Cooperation. Collaboration. Transparency. These are not the concepts we think of when discussing our legal system. But when you are dealing with issues involving electronically stored information (ESI), transparency can be a key weapon for companies to save money on their ESI clause.
Transparency is not a novel concept. It is telling your adversary exactly what you have preserved, what you have collected and from whom you have collected it. The federal rules (as amended in 2006) require parties to be transparent. Rule 26a disclosures specifically require parties to identify all potential sources of ESI even if they will not be searched. Unfortunately, this is probably one of the most ignored rules in the federal system. Many lawyers play a game of “chicken,” waiting for the other side to raise the spectre of ESI before they are willing to discuss it. This is the mentality that leads to the numerous sanctions opinions that dominate the ESI landscape.
The point here is not that transparency should be done just to comply with the federal rules. There also is power in transparency. Indeed, there are several reasons why it is a good idea for your case.
1. Transparency allows you to take control of the process. You can’t be proactive unless you get your own “ESI house” in order. It also allows you to be proactive with the court. This defines your obligations early, which can be invaluable in focusing the case on substantive issues, not ESI.
2. Transparency builds credibility with the court. It’s powerful to walk into a Rule 16(b) conference and tell the court that you have completely informed the other side what you have preserved, the information you have collected and from whom you collected it. This also tells the court that you’re interested in making life easier. Transparency can be a great strategy to avoid “discovery about discovery,” which can be a colossal waste of the court’s time and resources (and your client’s).
3. Being transparent is also a good way to be aggressive. Many times, the best offense is a great defense.
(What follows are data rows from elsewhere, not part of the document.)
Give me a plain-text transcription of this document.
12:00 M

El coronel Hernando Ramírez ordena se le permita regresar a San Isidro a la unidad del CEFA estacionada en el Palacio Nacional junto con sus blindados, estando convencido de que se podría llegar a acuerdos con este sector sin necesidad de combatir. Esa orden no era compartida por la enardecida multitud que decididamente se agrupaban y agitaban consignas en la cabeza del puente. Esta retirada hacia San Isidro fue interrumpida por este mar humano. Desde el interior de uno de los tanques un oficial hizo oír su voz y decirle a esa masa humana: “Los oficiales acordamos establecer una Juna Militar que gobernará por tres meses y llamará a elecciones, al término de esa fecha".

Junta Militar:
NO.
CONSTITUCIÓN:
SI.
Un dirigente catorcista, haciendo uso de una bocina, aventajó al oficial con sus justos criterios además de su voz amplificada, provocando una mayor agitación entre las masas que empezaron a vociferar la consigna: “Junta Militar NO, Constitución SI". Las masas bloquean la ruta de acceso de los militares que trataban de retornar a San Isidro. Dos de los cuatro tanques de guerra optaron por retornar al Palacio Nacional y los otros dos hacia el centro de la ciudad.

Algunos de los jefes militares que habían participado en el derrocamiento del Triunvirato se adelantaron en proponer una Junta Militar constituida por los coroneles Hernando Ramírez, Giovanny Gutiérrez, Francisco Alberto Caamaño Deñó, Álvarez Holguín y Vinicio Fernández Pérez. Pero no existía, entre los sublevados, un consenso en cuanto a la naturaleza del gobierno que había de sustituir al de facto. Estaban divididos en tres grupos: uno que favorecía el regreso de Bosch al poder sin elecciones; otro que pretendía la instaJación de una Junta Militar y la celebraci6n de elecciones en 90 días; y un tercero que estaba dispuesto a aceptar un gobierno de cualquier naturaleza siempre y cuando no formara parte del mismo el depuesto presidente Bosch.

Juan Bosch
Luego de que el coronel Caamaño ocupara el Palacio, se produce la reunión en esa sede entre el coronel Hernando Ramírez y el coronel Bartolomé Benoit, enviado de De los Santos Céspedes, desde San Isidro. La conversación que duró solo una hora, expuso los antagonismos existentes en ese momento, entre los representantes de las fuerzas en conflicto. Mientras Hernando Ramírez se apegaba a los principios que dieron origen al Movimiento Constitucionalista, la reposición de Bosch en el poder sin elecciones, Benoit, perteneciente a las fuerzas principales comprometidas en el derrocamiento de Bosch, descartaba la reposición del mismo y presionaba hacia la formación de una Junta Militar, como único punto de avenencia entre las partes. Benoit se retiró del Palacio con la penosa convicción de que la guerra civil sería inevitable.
If you are transparent, you must insist that your adversary is as well, especially at the Rule 26 stage. If your adversary refuses to be equally transparent, that is something that must be brought up to the judge or directed to the court at the Rule 16(b) stage. But you can’t be aggressive, unless you are willing to share, or have already shared, your information with your opponent.
4. Transparency is the mechanism for resolving ESI issues at the beginning of the case. It forces you and your client to figure out early on what your ESI universe is and to develop a specific preservation, collection and production strategy. Once that strategy is in place, the strength of transparency is the message you send to the other side: This is what we’re doing and if you don’t like it, tell the judge. This forces the issue to be raised early, not in the middle of discovery or in the middle of trial.
Now, don’t get me wrong. I’m not advocating that we all hold hands and sing “Kumbaya.” But transparency is a great weapon for fighting the adversary who is looking to make ESI the focus of the case.
Take the right steps for preservation and collection, tell the other side what you did and dare them to come after you. That’s the best way for resolving ESI early so you can focus on the substantive issues of the case and not get bogged down in ESI.